"Wenn er ein Shiny-Floor-Format um 20:15 Uhr bekäme, würde er wahrscheinlich die ganze Sendezeit über nur auf dem Boden knien und sein Spiegelbild betrachten." So klang das, als sich ZDF-Programmdirektor Norbert Himmler einmal über Jan Böhmermann äußerte. Nun, fast zwei Jahre später, moderiert Jan Böhmermann "Wetten, dass..?" - freilich nicht am Samstagabend, nicht in einer großen Halle und genau genommen auch bloß als Special innerhalb seines "Neo Magazins". Aber ja, zumindest stellenweise war es wieder da, dieses "Wetten, dass..?"-Gefühl von einst.
Lag's an der vertrauten Musik oder den alten Moderationskarten von Thomas Gottschalk, die sich Böhmermann von William Cohn gleich zu Beginn hat geben lassen? Lag es vielleicht an der gewohnt absurden Sichtschutz-Brille und dem obligatorischen Bagger? Oder waren es gar die glitzernden Schuhe, in die der Moderator zur Feier des Tages schlüpfte? Nun, vielleicht lag es auch einfach an der Langatmigkeit, die "Wetten, dass..?" in der Vergangenheit immer wieder an den Tag legte und die auch bei dieser stellenweise doch sehr skurrilen Interpretation des Show-Dinos nicht fehlte. Ja, man muss es so sagen: Es war mitunter richtig langweilig.
"Ich wette, dass ich es schaffe, in den nächsten 90 Minuten keine Staatskrise auszulösen", scherzte Böhmermann zu Beginn der Show und gab wenig später - stets unter Beobachtung des auf einem Foto verewigten Erfinders Frank Elstner - zu verstehen, was genau er mit dieser "Wetten, dass..?"-Sendung eigentlich beabsichtigt. Die Show sei eine "Mischung aus Hommage und Bewerbung", erklärte er und fügte eilig hinterher, dass ihm das Gehalt egal sei. "Ich mache es eigentlich für die Sache." Tatsächlich ist es Böhmermann recht gut gelungen, sich von einer ganz anderen Seite zu zeigen. Seine Witze waren selten böse, er mimte den großen Gastgeber und hakte sich bei Eva Padberg unter, damit sie heil das Sofa erreicht.

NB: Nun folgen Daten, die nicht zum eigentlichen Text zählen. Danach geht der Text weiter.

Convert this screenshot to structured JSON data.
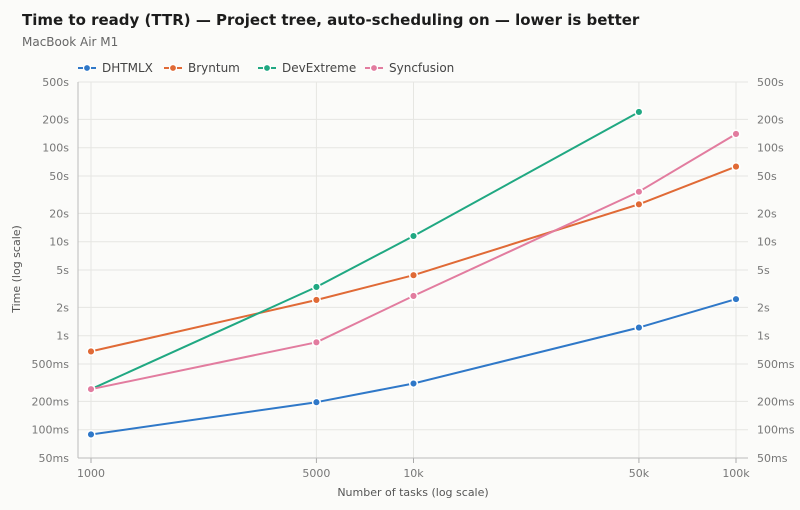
{
  "chart_data": {
    "type": "line",
    "title": "Time to ready (TTR) — Project tree, auto-scheduling on — lower is better",
    "subtitle": "MacBook Air M1",
    "xlabel": "Number of tasks (log scale)",
    "ylabel": "Time (log scale)",
    "x_scale": "log",
    "y_scale": "log",
    "xlim": [
      1000,
      100000
    ],
    "ylim": [
      0.05,
      500
    ],
    "x_ticks": [
      {
        "value": 1000,
        "label": "1000"
      },
      {
        "value": 5000,
        "label": "5000"
      },
      {
        "value": 10000,
        "label": "10k"
      },
      {
        "value": 50000,
        "label": "50k"
      },
      {
        "value": 100000,
        "label": "100k"
      }
    ],
    "y_ticks": [
      {
        "value": 0.05,
        "label": "50ms"
      },
      {
        "value": 0.1,
        "label": "100ms"
      },
      {
        "value": 0.2,
        "label": "200ms"
      },
      {
        "value": 0.5,
        "label": "500ms"
      },
      {
        "value": 1,
        "label": "1s"
      },
      {
        "value": 2,
        "label": "2s"
      },
      {
        "value": 5,
        "label": "5s"
      },
      {
        "value": 10,
        "label": "10s"
      },
      {
        "value": 20,
        "label": "20s"
      },
      {
        "value": 50,
        "label": "50s"
      },
      {
        "value": 100,
        "label": "100s"
      },
      {
        "value": 200,
        "label": "200s"
      },
      {
        "value": 500,
        "label": "500s"
      }
    ],
    "grid": true,
    "legend": "top-left",
    "series": [
      {
        "name": "DHTMLX",
        "color": "#2f78c8",
        "x": [
          1000,
          5000,
          10000,
          50000,
          100000
        ],
        "values": [
          0.089,
          0.196,
          0.31,
          1.22,
          2.45
        ]
      },
      {
        "name": "Bryntum",
        "color": "#e06a36",
        "x": [
          1000,
          5000,
          10000,
          50000,
          100000
        ],
        "values": [
          0.68,
          2.4,
          4.4,
          25,
          63
        ]
      },
      {
        "name": "DevExtreme",
        "color": "#20a882",
        "x": [
          1000,
          5000,
          10000,
          50000
        ],
        "values": [
          0.27,
          3.3,
          11.5,
          240
        ]
      },
      {
        "name": "Syncfusion",
        "color": "#e27c9f",
        "x": [
          1000,
          5000,
          10000,
          50000,
          100000
        ],
        "values": [
          0.27,
          0.85,
          2.65,
          34,
          140
        ]
      }
    ]
  }
}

Wer all das sah, kann ernsthaft den Eindruck bekommen, dass Jan Böhmermann für die große Familienshow-Bühne, auf der es vor allem darauf ankommt, möglichst vielen zu gefallen, durchaus geeignet ist. Er scheint sogar Gefallen daran zu finden, dieser ungewohnten Rolle gerecht zu werden. Ob es daher wirklich Not tat, ausgerechnet die Wetten durch Nonsens zu ersetzen? Ein Mann, der seine Gattin mit Hilfe eines Baggers zum Orgasmus bringen will und dabei aus Versehen ein Auto schrottet? Ein Mädchen, das mit ihren Füßen im Gesicht die Parteizugehörigkeit von Politikern ertastet? Echt jetzt? Für mehr als einen kurzen Schmunzler reichte all das jedenfalls nicht.

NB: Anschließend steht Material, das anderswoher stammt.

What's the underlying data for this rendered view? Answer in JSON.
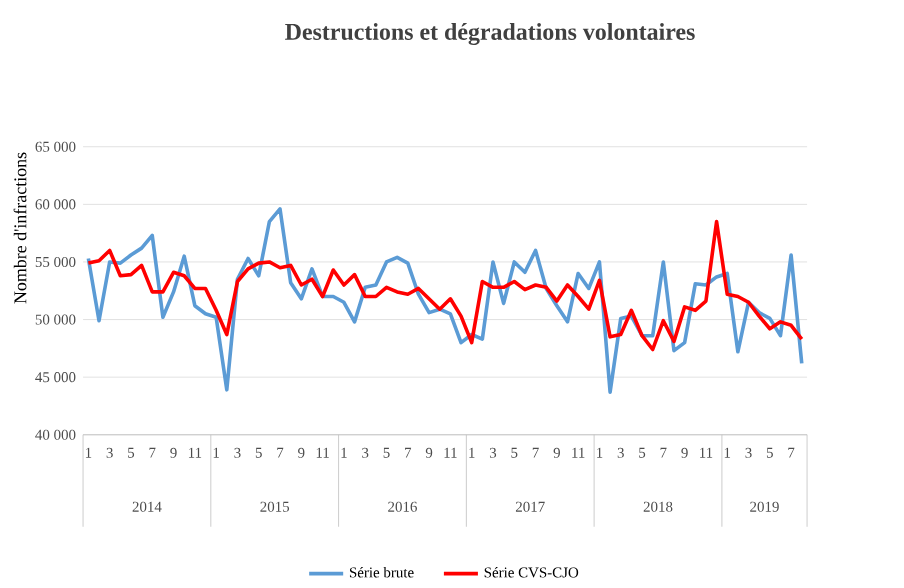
{
  "chart_data": {
    "type": "line",
    "title": "Destructions et dégradations volontaires",
    "ylabel": "Nombre d'infractions",
    "categories": [
      "1",
      null,
      "3",
      null,
      "5",
      null,
      "7",
      null,
      "9",
      null,
      "11",
      null,
      "1",
      null,
      "3",
      null,
      "5",
      null,
      "7",
      null,
      "9",
      null,
      "11",
      null,
      "1",
      null,
      "3",
      null,
      "5",
      null,
      "7",
      null,
      "9",
      null,
      "11",
      null,
      "1",
      null,
      "3",
      null,
      "5",
      null,
      "7",
      null,
      "9",
      null,
      "11",
      null,
      "1",
      null,
      "3",
      null,
      "5",
      null,
      "7",
      null,
      "9",
      null,
      "11",
      null,
      "1",
      null,
      "3",
      null,
      "5",
      null,
      "7",
      null
    ],
    "series": [
      {
        "name": "Série brute",
        "color": "#5b9bd5",
        "values": [
          55300,
          49900,
          55000,
          54900,
          55600,
          56200,
          57300,
          50200,
          52400,
          55500,
          51200,
          50500,
          50200,
          43900,
          53500,
          55300,
          53800,
          58500,
          59600,
          53200,
          51800,
          54400,
          52000,
          52000,
          51500,
          49800,
          52800,
          53000,
          55000,
          55400,
          54900,
          52200,
          50600,
          50900,
          50500,
          48000,
          48700,
          48300,
          55000,
          51400,
          55000,
          54100,
          56000,
          52700,
          51200,
          49800,
          54000,
          52700,
          55000,
          43700,
          50100,
          50300,
          48600,
          48600,
          55000,
          47300,
          48000,
          53100,
          53000,
          53700,
          54000,
          47200,
          51500,
          50600,
          50100,
          48600,
          55600,
          46200
        ]
      },
      {
        "name": "Série CVS-CJO",
        "color": "#ff0000",
        "values": [
          54900,
          55100,
          56000,
          53800,
          53900,
          54700,
          52400,
          52400,
          54100,
          53800,
          52700,
          52700,
          50800,
          48700,
          53300,
          54400,
          54900,
          55000,
          54500,
          54700,
          53000,
          53500,
          52000,
          54300,
          53000,
          53900,
          52000,
          52000,
          52800,
          52400,
          52200,
          52700,
          51800,
          50900,
          51800,
          50300,
          48000,
          53300,
          52800,
          52800,
          53300,
          52600,
          53000,
          52800,
          51600,
          53000,
          52000,
          50900,
          53400,
          48500,
          48700,
          50800,
          48600,
          47400,
          49900,
          48100,
          51100,
          50800,
          51600,
          58500,
          52200,
          52000,
          51500,
          50300,
          49200,
          49800,
          49500,
          48300
        ]
      }
    ],
    "ylim": [
      40000,
      65000
    ],
    "yticks": [
      {
        "value": 40000,
        "label": "40 000"
      },
      {
        "value": 45000,
        "label": "45 000"
      },
      {
        "value": 50000,
        "label": "50 000"
      },
      {
        "value": 55000,
        "label": "55 000"
      },
      {
        "value": 60000,
        "label": "60 000"
      },
      {
        "value": 65000,
        "label": "65 000"
      }
    ],
    "annotations": [
      "2014",
      "2015",
      "2016",
      "2017",
      "2018",
      "2019"
    ],
    "grid": "y",
    "legend": "bottom",
    "marker": "none",
    "line_style": "solid"
  }
}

Die Frage sei erlaubt, ob es nicht dienlicher gewesen wäre, ein paar echte Wetten zu spielen, um der Show zumindest phasenweise so etwas wie Spannung zu verleihen. So waren nicht nur die Talk- und Musikauftritte (Ja, DJ Bobo war wirklich da!) - wie in guten, alten Zeiten - langatmig, sondern auch noch das eigentliche Herzstück. Mäßig lustige Spielchen nach Drehbuch brachten Böhmermanns Wett-Show jedenfalls nicht den erwünschten Unterhaltungswert. Die fehlende Ernsthaftigkeit bei den Wetten wiederum wirft die Frage auf, ob es nicht womöglich doch gereicht hätte, das Experiment auf eine "Neo Magazin"-Folge zu beschränken.
Dabei kann man den Jungs und Mädels von der Bildundtonfabrik keineswegs vorwerfen, nicht auf Details geachtet zu haben. Die typische Musik, die Kamerafahrten, der verzögerte Ton bei der Schalte zur Außenreporterin. So gesehen war das "Wetten, dass..?"-Special stimmig. Am Ende aber wirkte es, als wüsste selbst Böhmermann nicht, ob die Sendung, die er gerade moderiert, die angekündigte Hommage ist oder letztlich doch nur eine schlechte Parodie. Die Wahrheit liegt vermutlich dazwischen und ein wenig besteht ja noch die Hoffnung, dass die zweite Hälfte in der nächsten Woche besser wird. Zur Halbzeit lautet das Fazit: Wenn schon Shiny Floor, dann bitte richtig.